El gato me tenía aprisionado entre las uñas y había abierto su horrible y enorme boca.

¡Pícale! ¡Pícale!

Esas palabras se repetían sin cesar en mi mente. Pero algo me contenía. Algo me decía que no debía picarle.

Recordé de pronto algo más que había leído en El gran libro de las abejas. ¡Las abejas mueren una vez que han picado a alguien!

¡Ni hablar!, pensé. Todavía esperaba salir vivo de todo aquello y volver a mi antiguo cuerpo.

Por lo tanto, si no podía utilizar el aguijón, tendría que utilizar en su lugar el ingenio.

Claus cerró de golpe su bocaza rechinando con fuerza los dientes. Bajó la cabeza dispuesto a lanzarse sobre su peludo premio: es decir, yo.

Pero justo en ese instante, logré escaparme de sus uñas y esquivar aquellos dientes.

Traté de salir volando a toda prisa pero el gato me alcanzó con una de sus garras y me tiró al suelo.

Claus estaba jugando conmigo como si yo hubiera sido uno de aquellos ratones de juguete que Krissy le regalaba siempre en Navidad.

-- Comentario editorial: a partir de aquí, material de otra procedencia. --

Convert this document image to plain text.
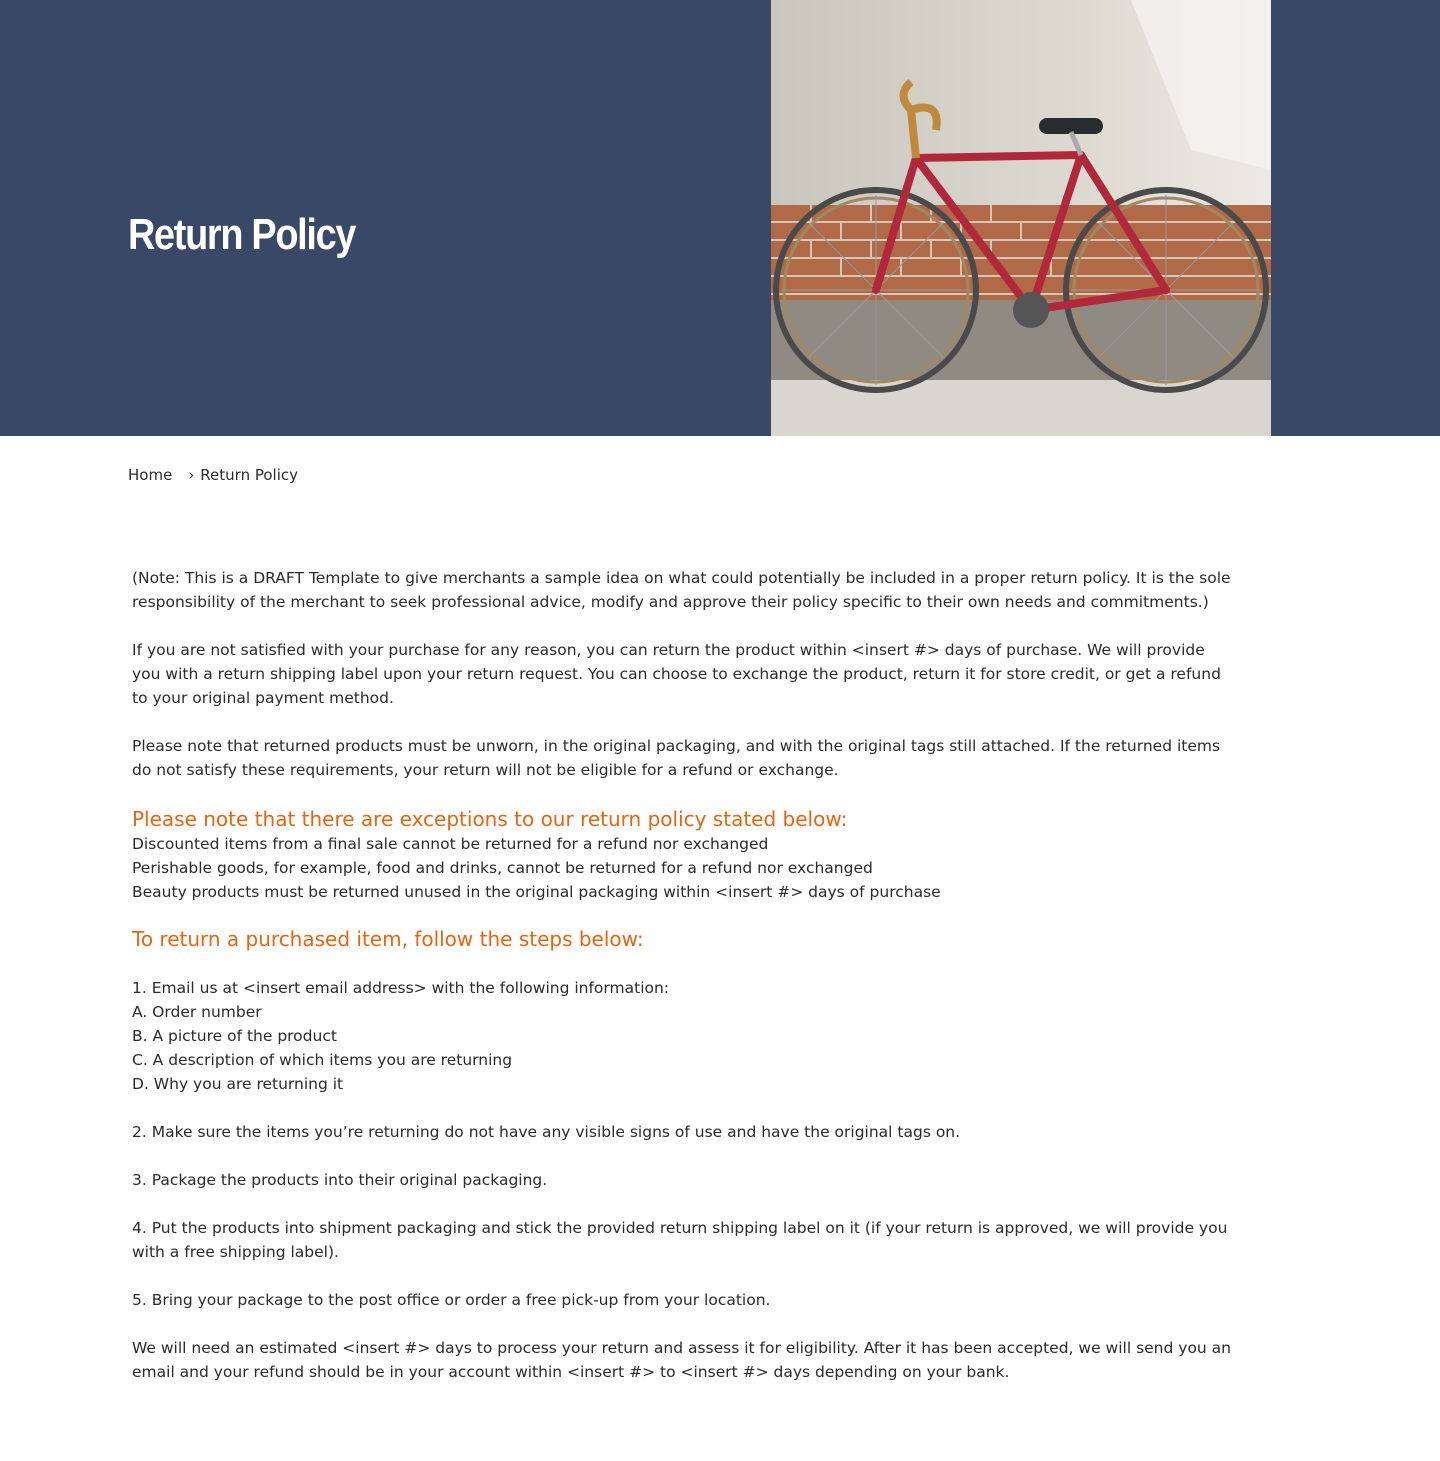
Return Policy
Home › Return Policy

(Note: This is a DRAFT Template to give merchants a sample idea on what could potentially be included in a proper return policy. It is the sole responsibility of the merchant to seek professional advice, modify and approve their policy specific to their own needs and commitments.)

If you are not satisfied with your purchase for any reason, you can return the product within <insert #> days of purchase. We will provide you with a return shipping label upon your return request. You can choose to exchange the product, return it for store credit, or get a refund to your original payment method.

Please note that returned products must be unworn, in the original packaging, and with the original tags still attached. If the returned items do not satisfy these requirements, your return will not be eligible for a refund or exchange.

Please note that there are exceptions to our return policy stated below:
Discounted items from a final sale cannot be returned for a refund nor exchanged
Perishable goods, for example, food and drinks, cannot be returned for a refund nor exchanged
Beauty products must be returned unused in the original packaging within <insert #> days of purchase
To return a purchased item, follow the steps below:
1. Email us at <insert email address> with the following information:
A. Order number
B. A picture of the product
C. A description of which items you are returning
D. Why you are returning it

2. Make sure the items you’re returning do not have any visible signs of use and have the original tags on.

3. Package the products into their original packaging.

4. Put the products into shipment packaging and stick the provided return shipping label on it (if your return is approved, we will provide you with a free shipping label).

5. Bring your package to the post office or order a free pick-up from your location.

We will need an estimated <insert #> days to process your return and assess it for eligibility. After it has been accepted, we will send you an email and your refund should be in your account within <insert #> to <insert #> days depending on your bank.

Hice un último esfuerzo y extendí las alas. Subí un poco y me puse a volar lo más rápido que pude. Eché un vistazo para atrás con uno de los ojos y vi que había dejado al perplejo gato sentado en la hierba.

Durante unos segundos, experimenté una maravillosa sensación de triunfo.

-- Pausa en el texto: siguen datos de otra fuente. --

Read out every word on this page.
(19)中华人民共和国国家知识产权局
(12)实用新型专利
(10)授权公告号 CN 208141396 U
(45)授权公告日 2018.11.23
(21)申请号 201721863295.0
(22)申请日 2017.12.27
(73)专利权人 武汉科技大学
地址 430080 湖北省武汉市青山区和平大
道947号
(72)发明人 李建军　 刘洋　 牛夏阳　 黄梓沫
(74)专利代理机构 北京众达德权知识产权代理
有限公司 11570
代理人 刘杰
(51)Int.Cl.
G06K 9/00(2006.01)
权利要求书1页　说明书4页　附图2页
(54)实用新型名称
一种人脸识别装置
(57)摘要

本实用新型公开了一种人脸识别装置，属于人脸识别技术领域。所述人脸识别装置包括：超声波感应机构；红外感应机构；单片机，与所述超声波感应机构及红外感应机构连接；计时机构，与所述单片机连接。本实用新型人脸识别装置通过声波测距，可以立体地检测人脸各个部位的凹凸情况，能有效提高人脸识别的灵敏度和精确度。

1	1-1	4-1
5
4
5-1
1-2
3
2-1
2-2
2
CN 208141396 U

—¡Lo conseguiste, Gary! —me felicité—. ¡Tú, una minúscula abejilla has logrado plantarle cara a un enorme y cruel gato!

Estaba tan satisfecho de mí mismo que decidí dar unas cuantas vueltas para celebrarlo. Extendí completamente las alas y comencé a volar lentamente, dibujando un gran círculo en el aire.

¡Plof!

¡Oh, no! ¿Y ahora qué pasaba?

¡Había chocado contra algo! ¿Pero qué era? No se trataba de algo duro como una pared o un árbol, era más bien blando y se te pegaba como si fuera un tejido. Los pies se me habían enganchado en aquella cosa y yo trataba con todas mis fuerzas de desengancharme. Empujaba, me movía de un lado a otro, pero tenía las patas enredadas.

Estaba atrapado.

—¡Ja, ja, ja!

Aquellas risotadas hicieron que me estremeciera de arriba abajo.

De repente, descubrí dónde estaba.

Andretti me había cogido con la red.

Desesperado, me desplomé contra aquella malla blanca.

Sabía perfectamente qué iba a pasar. Andretti me metería en una colmena y no volvería a salir de allí jamás.